A ritual with weaknesses
Year after year, the same ritual unfolds: financial supervisors and regulators – sometimes national, sometimes supranational – assign their subjects labour-intensive tasks to be quietly completed, and submitted on time over weeks and months. Afterward, the supervisors examine, analyse, calculate, and assess these results, equally quietly and undoubtedly just as laboriously. Ultimately, they publicly announce the findings – aggregated, without naming names, and accompanied by the assertion that the financial industry as a whole is solid, resilient, and healthy. But here comes the significant caveat: this fundamentally satisfactory assessment can change rapidly.
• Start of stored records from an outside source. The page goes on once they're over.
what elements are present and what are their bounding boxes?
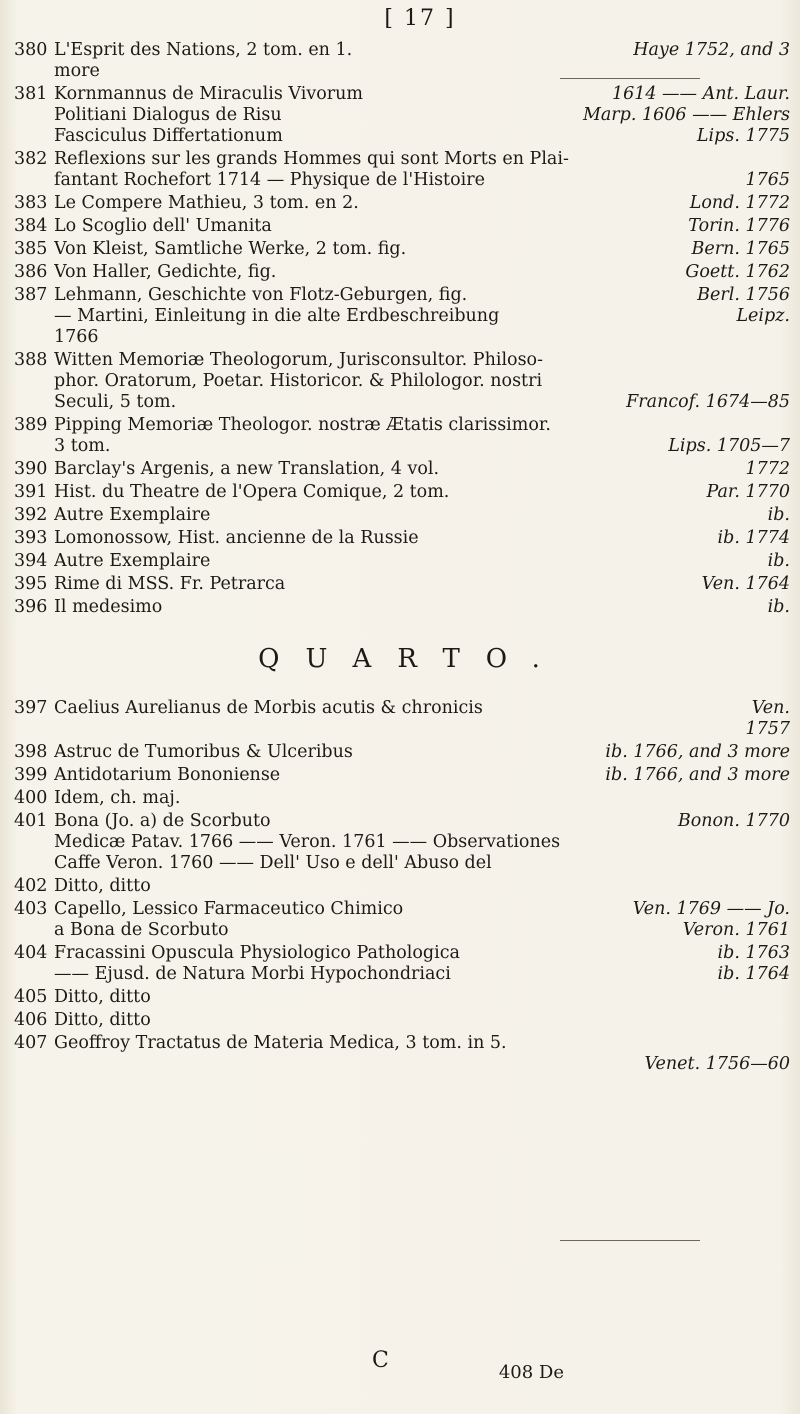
entry-line [54,1010,790,1031]
entry-line [54,719,790,740]
catalogue-entry [14,40,790,82]
catalogue-entry [14,899,790,941]
entry-title: Ditto, ditto [54,1010,151,1030]
entry-imprint: 1765 [745,170,790,190]
entry-line [54,832,790,853]
entry-line [54,876,790,897]
entry-imprint [782,832,790,853]
entry-imprint: Venet. 1756—60 [644,1054,790,1074]
entry-line [54,371,790,392]
catalogue-entry [14,459,790,480]
catalogue-entry [14,788,790,809]
entry-imprint [782,1033,790,1054]
lot-number: 390 [14,459,48,479]
lot-number: 381 [14,84,48,104]
entry-line [54,811,790,832]
entry-imprint: Lips. 1705—7 [668,436,790,456]
catalogue-entry [14,285,790,348]
entry-line [54,788,790,809]
entry-text [54,899,790,941]
entry-text [54,574,790,595]
entry-title: Von Haller, Gedichte, fig. [54,262,277,282]
entry-line [54,574,790,595]
entry-text [54,193,790,214]
lot-number: 396 [14,597,48,617]
entry-line [54,964,790,985]
entry-imprint: 1772 [745,459,790,479]
entry-text [54,84,790,147]
entry-title: Witten Memoriæ Theologorum, Jurisconsultor. Philoso- [54,350,544,370]
catalogue-entry [14,415,790,457]
entry-line [54,742,790,763]
entry-text [54,239,790,260]
entry-text [54,811,790,874]
entry-imprint: Par. 1770 [706,482,790,502]
entry-line [54,765,790,786]
entry-text [54,551,790,572]
lot-number: 393 [14,528,48,548]
entry-imprint: ib. 1764 [717,964,790,984]
lot-number: 404 [14,943,48,963]
entry-imprint [782,987,790,1008]
entry-imprint: ib. 1774 [717,528,790,548]
entry-text [54,482,790,503]
entry-line [54,853,790,874]
entry-imprint: Lips. 1775 [696,126,790,146]
entry-title: Capello, Lessico Farmaceutico Chimico [54,899,404,919]
lot-number: 400 [14,788,48,808]
entry-imprint: Berl. 1756 [697,285,790,305]
entry-imprint [782,61,790,82]
entry-line [54,459,790,480]
entry-imprint [782,1010,790,1031]
catalogue-entry [14,765,790,786]
entry-title: Ditto, ditto [54,987,151,1007]
entry-title: Ditto, ditto [54,876,151,896]
lot-number: 394 [14,551,48,571]
entry-imprint: Francof. 1674—85 [626,392,790,412]
entry-title: Astruc de Tumoribus & Ulceribus [54,742,353,762]
lot-number: 398 [14,742,48,762]
entry-text [54,597,790,618]
entry-title: 3 tom. [54,436,111,456]
entry-line [54,551,790,572]
entry-line [54,285,790,306]
rule-line [560,78,700,79]
entry-title: Pipping Memoriæ Theologor. nostræ Ætatis clarissimor. [54,415,551,435]
entry-title: Reflexions sur les grands Hommes qui sont Morts en Plai- [54,149,569,169]
entry-title: Lomonossow, Hist. ancienne de la Russie [54,528,419,548]
entry-text [54,262,790,283]
entry-imprint: Ven. [751,698,790,718]
entry-title: Caffe Veron. 1760 —— Dell' Uso e dell' Abuso del [54,853,492,873]
catalogue-entry [14,742,790,763]
lot-number: 382 [14,149,48,169]
catalogue-entry [14,262,790,283]
entry-line [54,327,790,348]
catalogue-entry [14,350,790,413]
catalogue-entry [14,482,790,503]
octavo-list [14,40,790,618]
entry-title: Politiani Dialogus de Risu [54,105,282,125]
entry-line [54,126,790,147]
entry-imprint: Haye 1752, and 3 [633,40,790,60]
lot-number: 385 [14,239,48,259]
entry-line [54,920,790,941]
entry-line [54,505,790,526]
entry-line [54,262,790,283]
signature-mark: C [372,1348,389,1373]
entry-line [54,415,790,436]
entry-text [54,149,790,191]
lot-number: 401 [14,811,48,831]
catalogue-entry [14,1010,790,1031]
catalogue-entry [14,84,790,147]
entry-text [54,742,790,763]
lot-number: 380 [14,40,48,60]
entry-imprint [782,371,790,392]
entry-title: more [54,61,100,81]
entry-line [54,1054,790,1075]
entry-title: Lo Scoglio dell' Umanita [54,216,272,236]
entry-line [54,436,790,457]
entry-imprint: Goett. 1762 [685,262,790,282]
entry-imprint: Ven. 1769 —— Jo. [632,899,790,919]
page-number: [ 17 ] [384,6,456,31]
entry-text [54,216,790,237]
entry-imprint: Bern. 1765 [691,239,790,259]
entry-title: Antidotarium Bononiense [54,765,281,785]
entry-text [54,459,790,480]
entry-imprint: ib. 1766, and 3 more [605,742,790,762]
entry-imprint: Ven. 1764 [701,574,790,594]
lot-number: 405 [14,987,48,1007]
entry-title: Fasciculus Differtationum [54,126,283,146]
catalogue-entry [14,574,790,595]
entry-imprint [782,876,790,897]
entry-line [54,170,790,191]
entry-line [54,306,790,327]
section-heading-quarto: QUARTO. [258,644,566,674]
entry-title: fantant Rochefort 1714 — Physique de l'Histoire [54,170,485,190]
lot-number: 391 [14,482,48,502]
lot-number: 383 [14,193,48,213]
entry-title: Lehmann, Geschichte von Flotz-Geburgen, fig. [54,285,468,305]
entry-title: 1766 [54,327,99,347]
lot-number: 387 [14,285,48,305]
catalogue-entry [14,1033,790,1075]
entry-line [54,40,790,61]
entry-text [54,285,790,348]
catalogue-entry [14,239,790,260]
entry-imprint [782,149,790,170]
entry-imprint: ib. 1763 [717,943,790,963]
catalogue-entry [14,193,790,214]
catalogue-entry [14,551,790,572]
entry-title [54,1054,637,1075]
entry-imprint: 1757 [745,719,790,739]
lot-number: 395 [14,574,48,594]
lot-number: 403 [14,899,48,919]
entry-title: Von Kleist, Samtliche Werke, 2 tom. fig. [54,239,407,259]
entry-line [54,350,790,371]
catalogue-entry [14,597,790,618]
entry-imprint [782,853,790,874]
catalogue-entry [14,216,790,237]
entry-imprint: Torin. 1776 [688,216,790,236]
catalogue-entries [14,40,790,1077]
entry-imprint: Bonon. 1770 [677,811,790,831]
entry-line [54,698,790,719]
entry-title: Fracassini Opuscula Physiologico Pathologica [54,943,460,963]
entry-imprint: ib. [767,597,790,617]
lot-number: 386 [14,262,48,282]
catchword: 408 De [498,1362,564,1383]
entry-line [54,239,790,260]
entry-line [54,899,790,920]
entry-title: Hist. du Theatre de l'Opera Comique, 2 tom. [54,482,450,502]
entry-text [54,505,790,526]
entry-title: L'Esprit des Nations, 2 tom. en 1. [54,40,353,60]
entry-text [54,943,790,985]
catalogue-entry [14,698,790,740]
lot-number: 399 [14,765,48,785]
entry-line [54,193,790,214]
entry-title: Medicæ Patav. 1766 —— Veron. 1761 —— Observationes [54,832,561,852]
entry-title: Autre Exemplaire [54,505,211,525]
entry-title: Rime di MSS. Fr. Petrarca [54,574,286,594]
catalogue-entry [14,528,790,549]
entry-line [54,1033,790,1054]
entry-title: phor. Oratorum, Poetar. Historicor. & Philologor. nostri [54,371,543,391]
entry-line [54,597,790,618]
lot-number: 402 [14,876,48,896]
entry-line [54,216,790,237]
catalogue-entry [14,811,790,874]
entry-text [54,1010,790,1031]
entry-title: Caelius Aurelianus de Morbis acutis & chronicis [54,698,483,718]
entry-imprint: 1614 —— Ant. Laur. [611,84,790,104]
entry-imprint: Marp. 1606 —— Ehlers [582,105,790,125]
entry-line [54,84,790,105]
entry-text [54,415,790,457]
entry-imprint: ib. [767,505,790,525]
catalogue-entry [14,943,790,985]
entry-imprint [782,327,790,348]
entry-line [54,482,790,503]
entry-text [54,528,790,549]
entry-title: Idem, ch. maj. [54,788,181,808]
entry-text [54,1033,790,1075]
entry-title: Le Compere Mathieu, 3 tom. en 2. [54,193,359,213]
entry-imprint: ib. [767,551,790,571]
entry-line [54,987,790,1008]
entry-title: Bona (Jo. a) de Scorbuto [54,811,271,831]
entry-title: Kornmannus de Miraculis Vivorum [54,84,363,104]
entry-text [54,350,790,413]
entry-title: Seculi, 5 tom. [54,392,177,412]
entry-text [54,698,790,740]
entry-imprint [782,350,790,371]
entry-line [54,528,790,549]
entry-imprint [782,415,790,436]
entry-imprint [782,788,790,809]
lot-number: 407 [14,1033,48,1053]
entry-line [54,105,790,126]
entry-title: Barclay's Argenis, a new Translation, 4 vol. [54,459,440,479]
lot-number: 389 [14,415,48,435]
catalogue-entry [14,149,790,191]
lot-number: 384 [14,216,48,236]
entry-title: Autre Exemplaire [54,551,211,571]
lot-number: 397 [14,698,48,718]
entry-title: Il medesimo [54,597,163,617]
entry-imprint: Veron. 1761 [682,920,790,940]
entry-imprint: Lond. 1772 [689,193,790,213]
entry-line [54,943,790,964]
entry-line [54,392,790,413]
entry-text [54,788,790,809]
entry-text [54,40,790,82]
rule-line [560,1240,700,1241]
catalogue-entry [14,505,790,526]
entry-text [54,765,790,786]
entry-text [54,876,790,897]
entry-title: —— Ejusd. de Natura Morbi Hypochondriaci [54,964,451,984]
entry-title: a Bona de Scorbuto [54,920,229,940]
lot-number: 406 [14,1010,48,1030]
entry-imprint: Leipz. [736,306,790,326]
entry-imprint: ib. 1766, and 3 more [605,765,790,785]
catalogue-entry [14,876,790,897]
entry-title [54,719,737,740]
quarto-list [14,698,790,1075]
entry-text [54,987,790,1008]
entry-line [54,149,790,170]
entry-title: Geoffroy Tractatus de Materia Medica, 3 tom. in 5. [54,1033,507,1053]
lot-number: 388 [14,350,48,370]
lot-number: 392 [14,505,48,525]
entry-title: — Martini, Einleitung in die alte Erdbeschreibung [54,306,500,326]
catalogue-entry [14,987,790,1008]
A period of calm follows the stress test – until the next one comes along. The process generates substantial work and costs for banks, raising questions about its purpose. Depending on the assumptions underlying the negative scenarios, the impact on earnings and capital depletion varies in intensity. As a result, the accusation of arbitrariness is sometimes made in financial circles. One might assume that the supervisors put considerable thought into developing their scenarios. The outcomes provide insights into where the financial system is struggling, and raise awareness of potential negative developments. When deficiencies become apparent, regulators scrutinise more closely, or demand higher capital buffers.
Overall, this approach is sound and justified. However, doubts within the industry regarding the cost-benefit ratio, and the general validity of stress tests, are valid concerns. Moreover, the assumptions can quickly become outdated, as seen in 2022 when the repercussions of the Ukraine war rendered them obsolete. Additionally, stress tests offer little insight into the quality of management.
A prime example of how quickly seemingly solid institutions can falter due to governance weaknesses – despite strong capital and liquidity ratios – is Credit Suisse.
The regulators have recognised these weaknesses and are attempting to act more swiftly, while also aiming to reduce the burden on smaller institutions. Nevertheless, some have indicated in the past that they wish to tighten regulations further. As a result, large banks will need to prepare for even more frequent and rigorous assessments.